Oh, don't leave me out of the loop....what topic was that, Charles?
See posts 36, 55,
57, 59, and 66.
Keith's Post #57:
These order of magnitude or "ball park" calculations can be very useful, particularly for identifying factors that may make a difference. It's important to have a threshold to compare to. For 1000 yd shooting, the bullet drops about 500", right? A factor would be important if it changed drop by say 0.5" or 0.1%. An order of magnitude less, 0.01%, we would call insignificant. If a kernel of powder weighs 0.02 grains and your load is 40 grains, that's 0.05%, so that's significant.
For bearing friction, the 25% of the pressure that ends up propelling the bullet would be 15 kpsi, so the 0.002" variance in bearing length would change that pressure by 7.2/15k = 0.05%. That's significant, too.
Changing a 0.5 BC by more than 0.00005 would be significant. At 1000 yd, it's difficult to find things that are NOT potentially significant.
Essentially, what is being called "significant" is really "significant for further testing." Couple of points, via stories. When Steve Shelp was working up his .338 Yogi a number of years ago, he became enamored with VV N-170, as it gave such low ES/SD numbers. Sadly, it didn't group very well. When he switched to H-1000, the groups got much smaller, even though ES was in the 20s.
The whole point with velocity variations is we deal with them by tuning the rifle. Whether or not one kernel of powder, or a .002 inch difference in bearing surface is significant depends in part on whether or not you can render it insignificant by tuning.
So, while a small difference in bearing surface, and the attendant pressure difference, may theoretically be significant, it is one of the smaller contributors to velocity variations and in any case, is tuned out with general (successful) tuning.
As to BC variations: along with Dave Tooley, I got the raw data from the testing Larry Bartholeme and Dr. Oehler did at 1,000 yards with a model 43. Data available included actual B.C. numbers with each shot, which let you see BC variations. All of a sudden, we had ES/SD for ballistic coefficients.
With the acoustic target, we also got a shot plot, which let you correlate B.C. with bullet strike. A number of their tests were three to five shots, but a number were also 10-shot groups. The best bullets for BC consistency were several of the Hornady A-Maxes. With that observation, I speculated that meplat consistency was,
in mass produced bullets, the least well-controlled variable -- the plastic tips were, of course, very consistent.

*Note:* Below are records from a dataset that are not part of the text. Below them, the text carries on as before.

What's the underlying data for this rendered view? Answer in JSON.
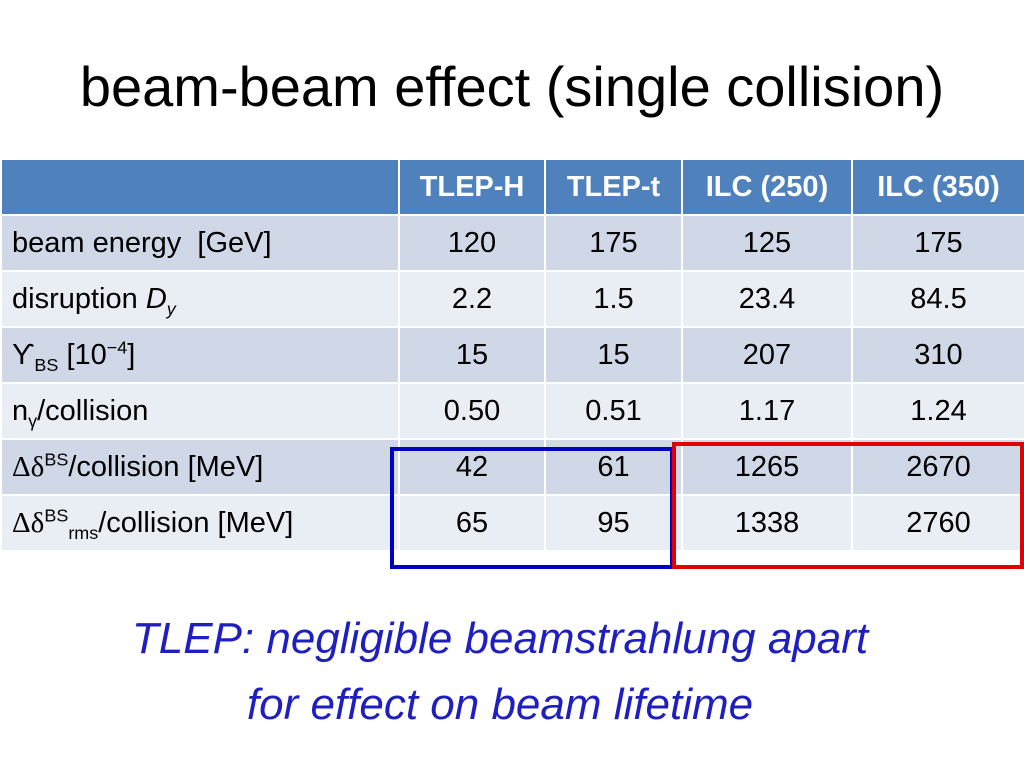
{
  "title": "beam-beam effect (single collision)",
  "table": {
    "columns": [
      "",
      "TLEP-H",
      "TLEP-t",
      "ILC (250)",
      "ILC (350)"
    ],
    "rows": [
      {
        "label": {
          "main": "beam energy  [GeV]"
        },
        "values": [
          "120",
          "175",
          "125",
          "175"
        ]
      },
      {
        "label": {
          "main": "disruption ",
          "italic": "D",
          "sub": "y"
        },
        "values": [
          "2.2",
          "1.5",
          "23.4",
          "84.5"
        ]
      },
      {
        "label": {
          "main": "ϒ",
          "sub": "BS",
          "rest": " [10",
          "sup": "−4",
          "tail": "]"
        },
        "values": [
          "15",
          "15",
          "207",
          "310"
        ]
      },
      {
        "label": {
          "main": "n",
          "sub": "γ",
          "rest": "/collision"
        },
        "values": [
          "0.50",
          "0.51",
          "1.17",
          "1.24"
        ]
      },
      {
        "label": {
          "symbol": "Δδ",
          "sup": "BS",
          "rest": "/collision [MeV]"
        },
        "values": [
          "42",
          "61",
          "1265",
          "2670"
        ]
      },
      {
        "label": {
          "symbol": "Δδ",
          "sup": "BS",
          "sub": "rms",
          "rest": "/collision [MeV]"
        },
        "values": [
          "65",
          "95",
          "1338",
          "2760"
        ]
      }
    ]
  },
  "conclusion": {
    "line1": "TLEP: negligible beamstrahlung apart",
    "line2": "for effect on beam lifetime"
  },
  "colors": {
    "header_bg": "#4f81bd",
    "row_dark": "#d0d8e8",
    "row_light": "#e9edf4",
    "highlight_tlep": "#0000c0",
    "highlight_ilc": "#e00000",
    "conclusion_text": "#1f1fbf"
  }
}
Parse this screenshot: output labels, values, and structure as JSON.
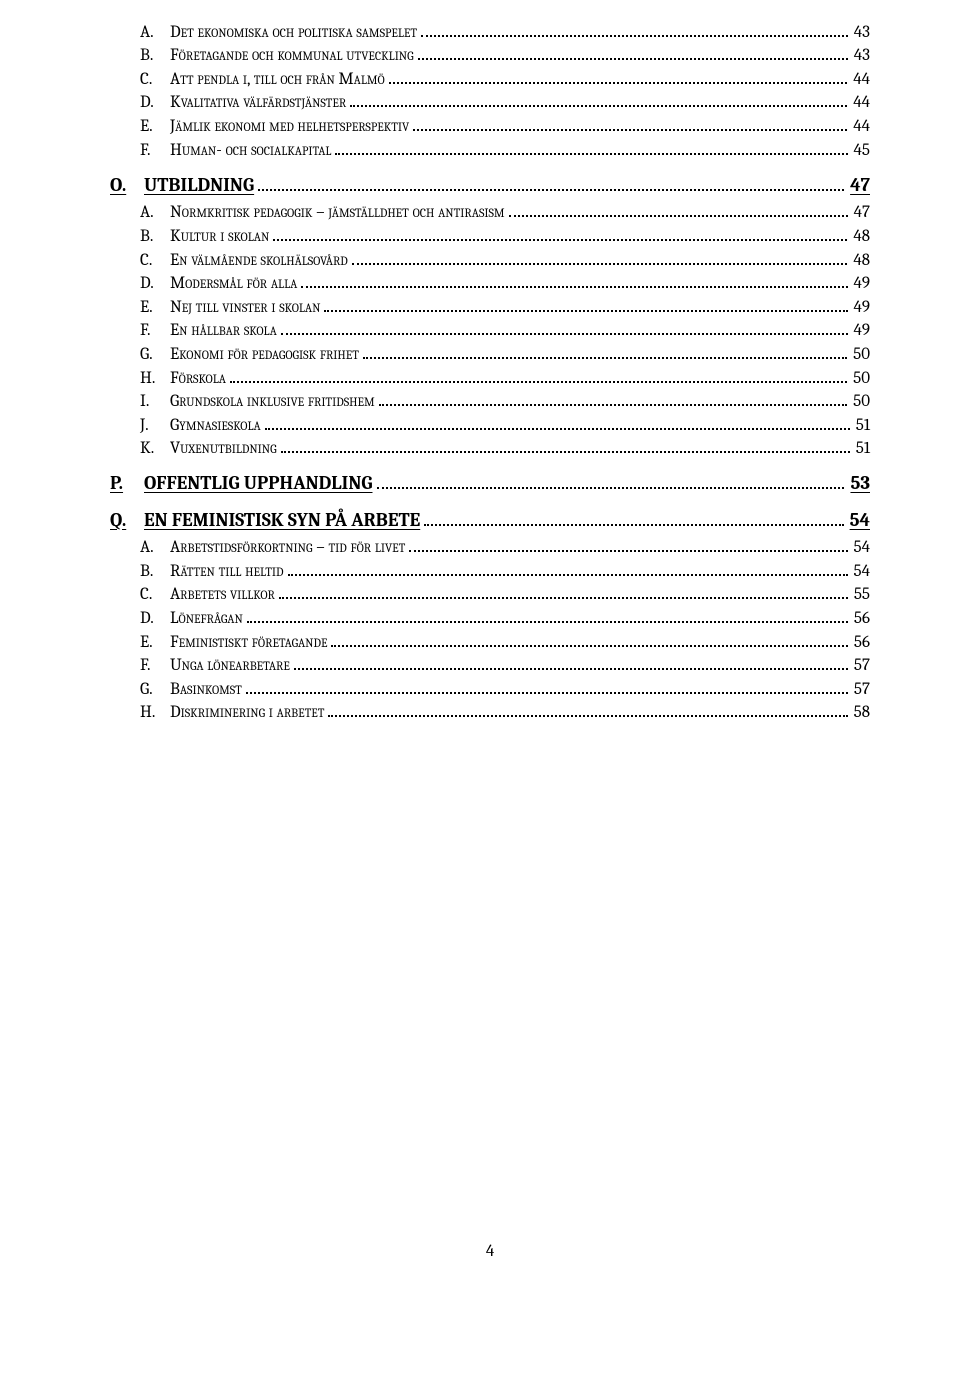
{
  "entries": [
    {
      "level": 2,
      "marker": "A.",
      "title": "Det ekonomiska och politiska samspelet",
      "page": "43"
    },
    {
      "level": 2,
      "marker": "B.",
      "title": "Företagande och kommunal utveckling",
      "page": "43"
    },
    {
      "level": 2,
      "marker": "C.",
      "title": "Att pendla i, till och från Malmö",
      "page": "44"
    },
    {
      "level": 2,
      "marker": "D.",
      "title": "Kvalitativa välfärdstjänster",
      "page": "44"
    },
    {
      "level": 2,
      "marker": "E.",
      "title": "Jämlik ekonomi med helhetsperspektiv",
      "page": "44"
    },
    {
      "level": 2,
      "marker": "F.",
      "title": "Human- och socialkapital",
      "page": "45"
    },
    {
      "level": 1,
      "marker": "O.",
      "title": "UTBILDNING",
      "page": "47"
    },
    {
      "level": 2,
      "marker": "A.",
      "title": "Normkritisk pedagogik – jämställdhet och antirasism",
      "page": "47"
    },
    {
      "level": 2,
      "marker": "B.",
      "title": "Kultur i skolan",
      "page": "48"
    },
    {
      "level": 2,
      "marker": "C.",
      "title": "En välmående skolhälsovård",
      "page": "48"
    },
    {
      "level": 2,
      "marker": "D.",
      "title": "Modersmål för alla",
      "page": "49"
    },
    {
      "level": 2,
      "marker": "E.",
      "title": "Nej till vinster i skolan",
      "page": "49"
    },
    {
      "level": 2,
      "marker": "F.",
      "title": "En hållbar skola",
      "page": "49"
    },
    {
      "level": 2,
      "marker": "G.",
      "title": "Ekonomi för pedagogisk frihet",
      "page": "50"
    },
    {
      "level": 2,
      "marker": "H.",
      "title": "Förskola",
      "page": "50"
    },
    {
      "level": 2,
      "marker": "I.",
      "title": "Grundskola inklusive fritidshem",
      "page": "50"
    },
    {
      "level": 2,
      "marker": "J.",
      "title": "Gymnasieskola",
      "page": "51"
    },
    {
      "level": 2,
      "marker": "K.",
      "title": "Vuxenutbildning",
      "page": "51"
    },
    {
      "level": 1,
      "marker": "P.",
      "title": "OFFENTLIG UPPHANDLING",
      "page": "53"
    },
    {
      "level": 1,
      "marker": "Q.",
      "title": "EN FEMINISTISK SYN PÅ ARBETE",
      "page": "54"
    },
    {
      "level": 2,
      "marker": "A.",
      "title": "Arbetstidsförkortning – tid för livet",
      "page": "54"
    },
    {
      "level": 2,
      "marker": "B.",
      "title": "Rätten till heltid",
      "page": "54"
    },
    {
      "level": 2,
      "marker": "C.",
      "title": "Arbetets villkor",
      "page": "55"
    },
    {
      "level": 2,
      "marker": "D.",
      "title": "Lönefrågan",
      "page": "56"
    },
    {
      "level": 2,
      "marker": "E.",
      "title": "Feministiskt företagande",
      "page": "56"
    },
    {
      "level": 2,
      "marker": "F.",
      "title": "Unga lönearbetare",
      "page": "57"
    },
    {
      "level": 2,
      "marker": "G.",
      "title": "Basinkomst",
      "page": "57"
    },
    {
      "level": 2,
      "marker": "H.",
      "title": "Diskriminering i arbetet",
      "page": "58"
    }
  ],
  "page_number": "4"
}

That led Dave to make a meplat uniforming tool. (Aside from Charels Bailey's die & file, I believe Dave was the first, at least in post-1995 times, to make a meplat uniforming tool.) Dave also purchased a model 43, and tested the effects of both meplat trimming, and inserting plastic tips in non-tipped bullets. And sure enough, either technique brought the B.C variations way down. Remember, this was empirical testing, not calculations.
But it got me interested in the effect of mepalts, and using the formula in Vaughn's book, determined that a B.C. variation of .020 was worth 4-5 inches at 1,000 yards. That's a lot larger variation than what Keith is saying. The worst offender in the Bartholome tests was the 210 Berger VLD, but I'd hasten to point out this was at the time after Walt Berger had sold the company, and before he bought it back. As Eric Stecker stated, he & Walt worked very hard to restore the company's products when they bought it back.
Anyway, the 210 VLDs of that time were often fish-mouthed. Charles Bailey, a very inventive guy, made three sorts, using different measurements, of these bullets -- "A", "B", and "others." He could accurately predict the *general* performance of his sorts. And it turned out if he filed the fish-mouth of his "B"bullets, they performed as well as his "A" sort. The year he won Shooter of the Year he was shooting his "B" bullets, after removing the fish mouths.
OK, the point of all of this: it took a variation of .010 or .020 (on .610 nominal) in BC to have any significant effect on the target. Even the .010 variation (barely noticeable on target) amounts to a 1.3 percent change. That's a long way -- close to three orders of magnitude -- from Keith's suggestion
Changing a 0.5 BC by more than 0.00005 would be significant.
It does fit with the calculations I made using Vaughn's formula, however.
I admire & respect Keith (& Phil, too). What I really wanted to suggest, to new shooters at least, is that what's termed "significant" may not turn out to be so. As Keith said,
These order of magnitude or "ball park" calculations can be very useful, particularly for identifying factors that may make a difference. It's important to have a threshold to compare to.
From testing on these matters though, I do believe he's about one to two order of magnitude off. So for the new-to-long range shooters, I'd say while making a bearing surface sort at the .002 level won't hurt, I don't believe it will help either, at least in terms of diminishing the effect of velocity variation. I have no data on whether or not it can play a significant factor in drag. My guess is that at the .002 level it will not. It would be easy enough to compute using the JBM program, but it would take a re-testing with the Oehler, after careful measuring, to confirm.
. I'l try it with an infrared thermometer.